И после паузы Сусанна, видя, что Гончий вдруг задумался, спросила:

– А зачем ты заговорил об этом?.. Опасаешься такого гнева?..

– Опасаюсь, – произнес он тихо и вдруг рассмеялся..

– Чудишь ты! – удивилась она. – Все загадки загадываешь: то охаешь, да вздыхаешь, да тревожишься, то вдруг козлом прыгаешь, хохочешь, как дурашный…

– Не гневайтесь… Скоро всему конец будет. Всем загадкам конец.

– Надо его с Высоксы сбыть. Вот и конец. Его? Того, что называть не хочешь…

– Да. Мы его сбудем!.. Далече сбудем! – вдруг снова начал смеяться Гончий.

Сусанна Юрьевна опять рассердилась странному и беспричинному смеху своего любимца…

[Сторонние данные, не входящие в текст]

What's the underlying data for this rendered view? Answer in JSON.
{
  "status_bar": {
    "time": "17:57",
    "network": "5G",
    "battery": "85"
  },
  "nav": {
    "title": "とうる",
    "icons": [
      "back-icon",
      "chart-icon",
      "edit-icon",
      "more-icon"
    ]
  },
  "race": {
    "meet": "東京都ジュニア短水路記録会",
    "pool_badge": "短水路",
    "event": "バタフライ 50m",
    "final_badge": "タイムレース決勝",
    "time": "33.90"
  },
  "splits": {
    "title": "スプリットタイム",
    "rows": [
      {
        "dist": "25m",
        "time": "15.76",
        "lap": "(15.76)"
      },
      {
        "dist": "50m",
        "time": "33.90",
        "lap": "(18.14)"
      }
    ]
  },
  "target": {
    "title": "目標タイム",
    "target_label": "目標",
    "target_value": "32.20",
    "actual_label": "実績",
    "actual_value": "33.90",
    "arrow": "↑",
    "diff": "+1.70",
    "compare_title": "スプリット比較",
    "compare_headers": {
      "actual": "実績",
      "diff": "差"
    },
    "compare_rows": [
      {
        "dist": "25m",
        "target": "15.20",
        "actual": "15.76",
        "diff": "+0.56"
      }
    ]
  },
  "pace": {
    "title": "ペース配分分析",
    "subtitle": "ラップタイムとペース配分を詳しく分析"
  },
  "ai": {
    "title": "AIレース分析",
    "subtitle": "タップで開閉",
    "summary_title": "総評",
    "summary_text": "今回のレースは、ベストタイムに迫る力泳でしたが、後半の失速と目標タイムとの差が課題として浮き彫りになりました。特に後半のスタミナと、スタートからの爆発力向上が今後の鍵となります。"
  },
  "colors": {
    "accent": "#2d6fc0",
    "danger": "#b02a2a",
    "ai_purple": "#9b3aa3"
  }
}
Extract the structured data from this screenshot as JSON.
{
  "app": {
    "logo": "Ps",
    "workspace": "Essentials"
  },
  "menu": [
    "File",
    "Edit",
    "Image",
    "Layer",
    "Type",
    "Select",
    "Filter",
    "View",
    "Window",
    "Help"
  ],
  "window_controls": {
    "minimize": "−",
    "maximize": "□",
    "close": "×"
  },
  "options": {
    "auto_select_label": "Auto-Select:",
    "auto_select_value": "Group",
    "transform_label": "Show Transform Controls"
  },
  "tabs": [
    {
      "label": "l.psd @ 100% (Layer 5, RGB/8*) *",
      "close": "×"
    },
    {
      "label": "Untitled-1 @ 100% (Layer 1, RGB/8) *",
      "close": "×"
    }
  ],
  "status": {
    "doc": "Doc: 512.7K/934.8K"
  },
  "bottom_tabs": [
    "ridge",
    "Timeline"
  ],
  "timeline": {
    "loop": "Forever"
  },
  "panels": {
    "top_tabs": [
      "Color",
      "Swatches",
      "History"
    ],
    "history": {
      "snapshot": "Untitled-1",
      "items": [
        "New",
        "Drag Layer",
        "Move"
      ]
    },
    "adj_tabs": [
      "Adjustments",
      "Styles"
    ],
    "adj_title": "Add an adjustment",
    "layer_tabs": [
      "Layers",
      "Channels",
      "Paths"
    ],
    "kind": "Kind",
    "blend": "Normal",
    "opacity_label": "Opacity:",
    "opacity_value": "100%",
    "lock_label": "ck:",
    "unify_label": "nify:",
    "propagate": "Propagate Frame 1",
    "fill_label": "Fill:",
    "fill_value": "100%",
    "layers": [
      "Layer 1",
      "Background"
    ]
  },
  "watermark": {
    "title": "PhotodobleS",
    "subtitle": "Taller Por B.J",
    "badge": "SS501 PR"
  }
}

– Я знаю, вижу… ты затеваешь что-то, а сказать ничего не хочешь. Совета моею не желаешь. Помни Онисим, одна голова хороша, а две того лучше. Если ты затеял раскрыть Дмитрию Андреевичу, кто в него палил, то прежде улики собери… Мало твоей пули… твоя пуля в дереве найдена, а не в его теле. Ты думаешь, я этого не сообразила теперь.

Гончий ничего не ответил. Сусанна Юрьевна задала ему еще два-три вопроса… Он задумчиво и угрюмо молчал.

– Ты не хочешь, стало быть, доброго совета? – сердито произнесла она. – Все сам на свой рассудок хочешь свертеть?.. Ну, смотри, Онисим. На свою голову не сверти всего… Дмитрий Андреевич твоей пуле не поверит… И желанию того человека сделать Дарьюшку вдовой совсем не поверит… Тебя же с Высоксы и прогонят. Недаром сам опасаешься внезапного гнева остервенелого человека… Помни мое слово. Не начуди так, что и мне будет невмоготу тебя защищать…

И Сусанна Юрьевна смолкла, не добившись никакого ответа. Долго спустя, Гончий вымолвил:

– Я хочу это все повершить по-дьявольски!

XXIII

Басанов, добряк и «кисляй», как давно прозвала его Сусанна, был человек беспечный и малодушный, но крайне впечатлительный. Кроме того, в нем была особая гордость, особая строгость в суждениях об известных вещах…

– Дворянская честь! – изредка говорил он по поводу чего-либо и, говоря это, становился суров.

За последнее время, после покушения на его жизнь, он стал угрюм и озабочен, не имея никакой возможности догадаться и уразуметь, какой враг завелся у него. За что?

Заявление Гончего, что он найдет злодея, затем уверение, что он уже нашел его, совершенно смутили Басанова, и он жил как бы под гнетом ожидания.

После своей поездки на охоту из-за слов Гончего, что дело розыска и раскрытие всего близится к концу, он стал еще более удручен и стал раздражителен и гневно требовать от нового любимца, чтобы тот долее не тянул.

Дня через три Гончий явился к барину вечером, пробыл часа два, беседуя с глазу на глаз, и когда вышел от него, то Басанов был не только сумрачен но раздражен более, чем когда-либо, но в крайнем возбуждении… Он изменился в лице, руки слегка подергивало… Мгновениями его будто невидимая рука хватала за горло.

А главная причина была все-таки странная. Он все-таки ничего не знал… Гончий только загадку загадал: но уже страшную.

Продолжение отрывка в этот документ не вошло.